Miller explores the conversation about conversation among such great writers as Cicero, Montaigne, Swift, Defoe, Lady Mary Wortley Montagu, and Virginia Woolf. He focuses on the world of British coffeehouses and clubs in “The Age of Conversation” and examines how this era ended. Turning his attention to the United States, the author traces a prolonged decline in the theory and practice of conversation from Benjamin Franklin through Hemingway to Dick Cheney. He cites our technology (iPods, cell phones, and video games) and our insistence on unguarded forthrightness as well as our fear of being judgmental as powerful forces that are likely to diminish the art of conversation.
PUBLISHERS WEEKLY
Miller, a freelance writer whose essays on 18th-century writers have appeared in the Times Literary Supplement, laments the decline of American conversational arts.
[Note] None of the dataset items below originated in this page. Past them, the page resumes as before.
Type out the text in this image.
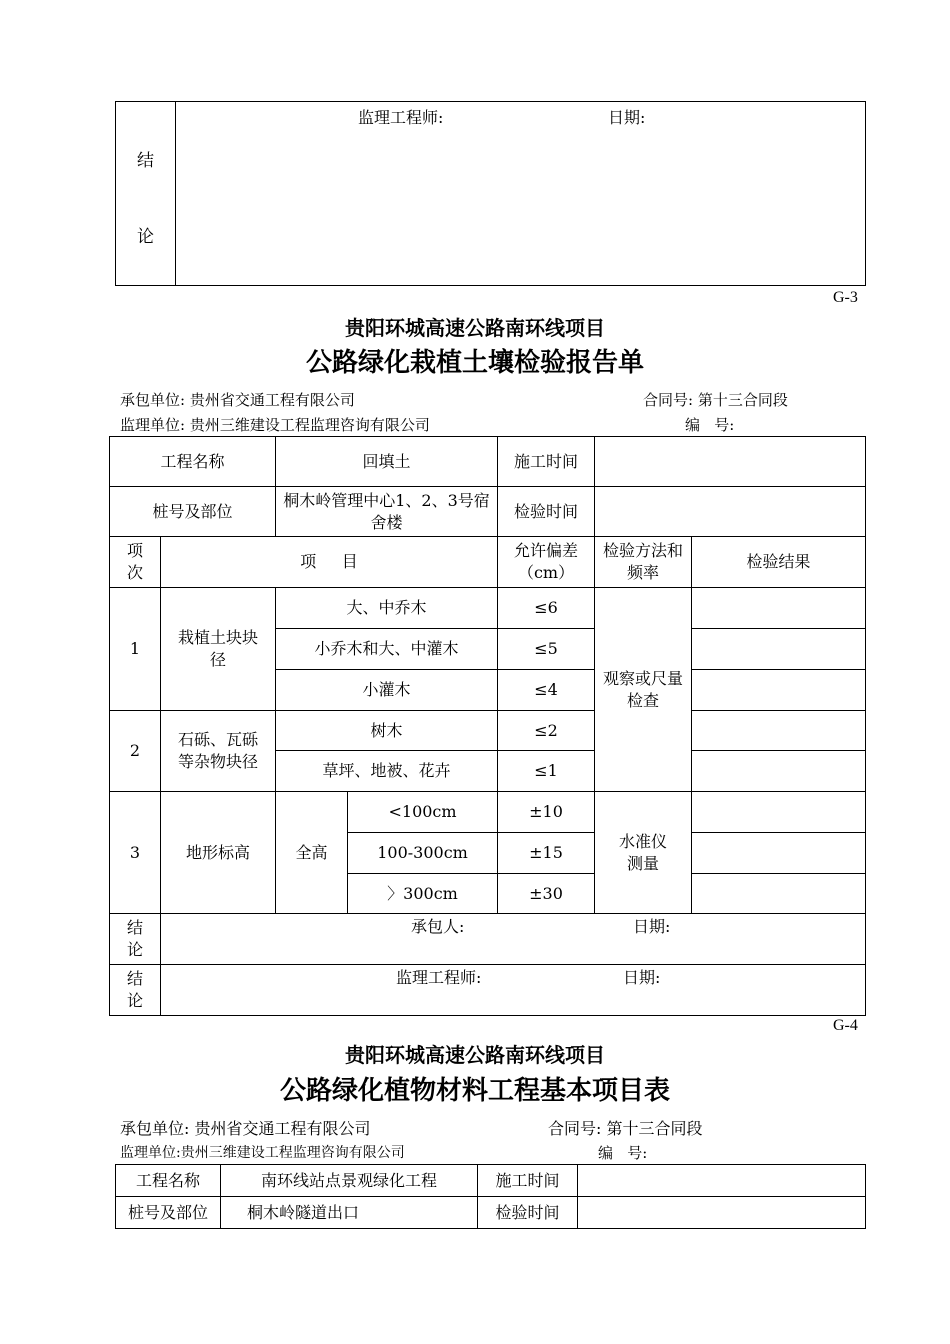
结
论

监理工程师:	日期:
G-3
贵阳环城高速公路南环线项目
公路绿化栽植土壤检验报告单
承包单位: 贵州省交通工程有限公司	合同号: 第十三合同段
监理单位: 贵州三维建设工程监理咨询有限公司	编   号:
工程名称		回填土		施工时间		
桩号及部位		桐木岭管理中心1、2、3号宿舍楼		检验时间		
项次	项     目			允许偏差（cm）	检验方法和频率	检验结果
1	栽植土块块   径	大、中乔木		≤6	观察或尺量检查	
		小乔木和大、中灌木		≤5		
		小灌木		≤4		
2	石砾、瓦砾等杂物块径	树木		≤2		
		草坪、地被、花卉		≤1		
3	地形标高	全高	<100cm	±10	水准仪测量	
			100-300cm	±15		
			〉300cm	±30		
结论	承包人: 日期:					

结论	监理工程师: 日期:					
G-4
贵阳环城高速公路南环线项目
公路绿化植物材料工程基本项目表
承包单位: 贵州省交通工程有限公司	合同号: 第十三合同段
监理单位:贵州三维建设工程监理咨询有限公司	编   号:
工程名称	南环线站点景观绿化工程	施工时间	
桩号及部位	桐木岭隧道出口	检验时间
By "conversation," Miller means the discussion of great and small topics by people who practice mutual tolerance for opposing viewpoints. The author agrees with philosopher David Hume's view that "it is impossible but people must feel an increase of humanity, from the very habit of conversing together." Miller's history is itself much like a pleasant academic conversation as it meanders through a mini-history of coffee-houses in 18th-century Britain, a consideration of poet Thomas Gray's "Elegy Written in a Country Church Yard" and Miller's displeasure with the counter-culture movement of the American 1960's and the current prevalence of conversation-precluding gadgets. In these latter arguments, he comes off at times as a Luddite, spewing scorn for cell phones and portable MP3 players, and if most of this book is an enjoyable and thought-provoking (if not conversation-provoking) read, Miller does manage a few missteps, as when he points to the taciturn masculinity of Hollywood westerns and Ernest Hemingway's terse writing style to bolster his thesis.